I Lager del presidente
I rastrellamenti che gli agenti della polizia anti-immigrazione stanno conducendo da mesi in svariati stati americani non fanno parte soltanto dell’offensiva promossa dalla Casa Bianca contro gli stranieri “irregolari” che vivono negli USA. Queste operazioni si inseriscono anche nel quadro di un piano, in fase di progressiva attuazione, per reprimere potenzialmente ogni forma di opposizione al processo di accentramento del potere nelle mani del presidente. In questo senso, la guerra contro gli immigrati prospetta un futuro attacco contro il dissenso politico, peraltro già osservabile in molti casi diventati di dominio pubblico, per il quale il governo di Washington sta preparando quella che si può definire come l’infrastruttura logistica della repressione.
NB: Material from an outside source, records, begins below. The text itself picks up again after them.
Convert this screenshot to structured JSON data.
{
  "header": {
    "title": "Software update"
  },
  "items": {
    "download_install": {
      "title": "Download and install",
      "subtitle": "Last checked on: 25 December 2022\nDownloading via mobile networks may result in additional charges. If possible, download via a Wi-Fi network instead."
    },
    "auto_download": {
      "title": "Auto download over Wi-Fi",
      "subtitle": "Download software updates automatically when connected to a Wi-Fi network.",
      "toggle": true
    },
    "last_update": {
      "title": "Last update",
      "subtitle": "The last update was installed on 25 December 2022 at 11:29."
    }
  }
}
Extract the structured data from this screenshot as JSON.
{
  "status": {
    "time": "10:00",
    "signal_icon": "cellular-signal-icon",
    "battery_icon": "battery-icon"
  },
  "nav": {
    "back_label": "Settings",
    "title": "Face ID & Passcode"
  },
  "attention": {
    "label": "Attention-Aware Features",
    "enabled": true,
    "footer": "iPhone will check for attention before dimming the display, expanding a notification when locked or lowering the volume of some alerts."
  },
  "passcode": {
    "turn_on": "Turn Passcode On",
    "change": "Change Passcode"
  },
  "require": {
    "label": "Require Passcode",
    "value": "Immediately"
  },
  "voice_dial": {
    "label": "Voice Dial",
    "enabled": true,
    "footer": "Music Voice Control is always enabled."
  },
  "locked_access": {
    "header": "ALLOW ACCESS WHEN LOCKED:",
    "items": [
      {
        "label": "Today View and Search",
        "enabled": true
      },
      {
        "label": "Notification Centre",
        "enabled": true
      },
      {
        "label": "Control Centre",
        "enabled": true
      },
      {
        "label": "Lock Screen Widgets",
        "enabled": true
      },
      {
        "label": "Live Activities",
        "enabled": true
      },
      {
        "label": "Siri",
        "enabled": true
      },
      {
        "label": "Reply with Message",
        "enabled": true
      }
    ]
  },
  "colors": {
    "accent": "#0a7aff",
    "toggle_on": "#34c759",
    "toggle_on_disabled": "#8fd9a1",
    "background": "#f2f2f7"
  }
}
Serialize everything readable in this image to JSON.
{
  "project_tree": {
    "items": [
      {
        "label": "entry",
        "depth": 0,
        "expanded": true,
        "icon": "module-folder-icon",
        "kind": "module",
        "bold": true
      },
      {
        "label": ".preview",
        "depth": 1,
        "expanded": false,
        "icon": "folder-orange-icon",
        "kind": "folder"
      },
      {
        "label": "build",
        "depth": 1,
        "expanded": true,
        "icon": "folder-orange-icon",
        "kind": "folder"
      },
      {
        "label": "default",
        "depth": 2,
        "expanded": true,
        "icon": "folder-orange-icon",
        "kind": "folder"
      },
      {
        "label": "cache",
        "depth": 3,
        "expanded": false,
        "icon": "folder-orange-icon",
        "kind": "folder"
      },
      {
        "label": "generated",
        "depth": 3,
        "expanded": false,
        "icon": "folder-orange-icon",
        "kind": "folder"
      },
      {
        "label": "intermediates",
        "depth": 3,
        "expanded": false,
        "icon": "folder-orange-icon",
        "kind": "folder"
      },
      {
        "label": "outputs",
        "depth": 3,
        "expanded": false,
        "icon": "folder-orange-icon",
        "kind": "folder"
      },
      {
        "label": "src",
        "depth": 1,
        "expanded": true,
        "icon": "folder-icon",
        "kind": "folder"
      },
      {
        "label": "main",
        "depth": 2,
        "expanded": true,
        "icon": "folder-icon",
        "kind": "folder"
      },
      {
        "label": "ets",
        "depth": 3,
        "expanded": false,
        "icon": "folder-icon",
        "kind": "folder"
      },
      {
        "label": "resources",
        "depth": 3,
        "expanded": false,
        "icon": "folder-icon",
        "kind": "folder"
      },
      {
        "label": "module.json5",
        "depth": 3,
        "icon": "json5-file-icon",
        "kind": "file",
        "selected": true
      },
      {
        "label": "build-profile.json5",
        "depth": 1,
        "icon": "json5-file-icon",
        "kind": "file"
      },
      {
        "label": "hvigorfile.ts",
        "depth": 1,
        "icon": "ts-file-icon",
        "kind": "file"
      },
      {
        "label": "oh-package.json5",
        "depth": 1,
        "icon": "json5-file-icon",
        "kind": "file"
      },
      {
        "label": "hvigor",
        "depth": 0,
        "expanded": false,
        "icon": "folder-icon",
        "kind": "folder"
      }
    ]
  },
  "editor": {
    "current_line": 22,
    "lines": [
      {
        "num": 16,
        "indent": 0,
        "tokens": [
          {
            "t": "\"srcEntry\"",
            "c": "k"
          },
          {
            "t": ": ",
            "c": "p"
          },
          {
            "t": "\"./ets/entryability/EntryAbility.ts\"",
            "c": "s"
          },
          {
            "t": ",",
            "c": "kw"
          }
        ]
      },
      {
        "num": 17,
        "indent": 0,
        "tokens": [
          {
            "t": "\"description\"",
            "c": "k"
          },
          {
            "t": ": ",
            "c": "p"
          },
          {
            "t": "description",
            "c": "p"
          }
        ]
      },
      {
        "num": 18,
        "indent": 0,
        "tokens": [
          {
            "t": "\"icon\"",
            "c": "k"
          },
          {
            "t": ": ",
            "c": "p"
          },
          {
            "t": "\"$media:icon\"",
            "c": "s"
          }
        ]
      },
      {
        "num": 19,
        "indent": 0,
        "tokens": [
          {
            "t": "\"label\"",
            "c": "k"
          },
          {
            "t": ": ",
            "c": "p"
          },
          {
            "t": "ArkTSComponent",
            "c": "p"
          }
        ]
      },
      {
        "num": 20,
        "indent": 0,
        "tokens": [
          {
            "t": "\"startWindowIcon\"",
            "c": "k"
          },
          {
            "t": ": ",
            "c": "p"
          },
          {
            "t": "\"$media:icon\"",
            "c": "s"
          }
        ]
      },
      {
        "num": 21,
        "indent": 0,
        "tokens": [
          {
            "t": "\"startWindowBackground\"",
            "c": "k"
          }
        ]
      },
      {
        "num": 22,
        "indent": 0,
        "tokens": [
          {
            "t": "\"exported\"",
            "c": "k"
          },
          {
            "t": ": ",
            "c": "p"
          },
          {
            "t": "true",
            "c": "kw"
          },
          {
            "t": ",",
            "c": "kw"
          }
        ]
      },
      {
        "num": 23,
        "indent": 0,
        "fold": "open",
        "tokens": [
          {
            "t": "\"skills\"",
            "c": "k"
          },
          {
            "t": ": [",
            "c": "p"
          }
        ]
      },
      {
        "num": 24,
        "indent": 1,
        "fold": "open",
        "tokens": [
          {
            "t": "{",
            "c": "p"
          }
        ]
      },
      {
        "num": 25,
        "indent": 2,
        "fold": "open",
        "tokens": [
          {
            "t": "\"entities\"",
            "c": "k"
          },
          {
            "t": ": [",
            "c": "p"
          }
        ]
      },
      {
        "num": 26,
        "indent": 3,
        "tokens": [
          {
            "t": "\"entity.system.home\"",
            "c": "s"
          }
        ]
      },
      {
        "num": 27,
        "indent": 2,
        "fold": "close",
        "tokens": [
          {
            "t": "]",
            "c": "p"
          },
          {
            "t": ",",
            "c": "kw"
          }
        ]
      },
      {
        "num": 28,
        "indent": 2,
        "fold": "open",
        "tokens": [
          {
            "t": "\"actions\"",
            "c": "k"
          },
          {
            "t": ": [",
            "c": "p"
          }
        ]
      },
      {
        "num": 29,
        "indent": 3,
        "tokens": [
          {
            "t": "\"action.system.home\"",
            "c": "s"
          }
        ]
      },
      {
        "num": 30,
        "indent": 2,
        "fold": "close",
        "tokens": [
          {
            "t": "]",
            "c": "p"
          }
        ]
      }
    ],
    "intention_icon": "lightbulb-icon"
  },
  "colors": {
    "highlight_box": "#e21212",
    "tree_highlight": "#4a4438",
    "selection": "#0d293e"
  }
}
È il caso, documentato in un numero crescente di località degli Stati Uniti, dei preparativi in corso per creare una rete di strutture di detenzione sotto il controllo dell’ICE, destinate a “ospitare” centinaia di migliaia di immigrati, ma che potrebbero facilmente diventare veri e propri lager per gli oppositori del regime trumpiano.
Il dipartimento per la Sicurezza Interna (DHS) sta trattando l’acquisto di edifici di ampie dimensioni per adattarli a campi di concentramento destinati a “ospitare” gli immigrati arrestati dall’ICE prima di procedere con l’espulsione o per tenerli in stato di detenzione a tempo indeterminato. Trattative sono in corso da qualche tempo, e alcune sono già andate a buon fine, con le amministrazioni locali e i proprietari privati degli immobili. Spesso, quando la notizia inizia a circolare, le comunità locali si mobilitano per protestare contro queste acquisizioni, tanto che politici e imprenditori locali hanno in vari casi fatto saltare i piani del governo.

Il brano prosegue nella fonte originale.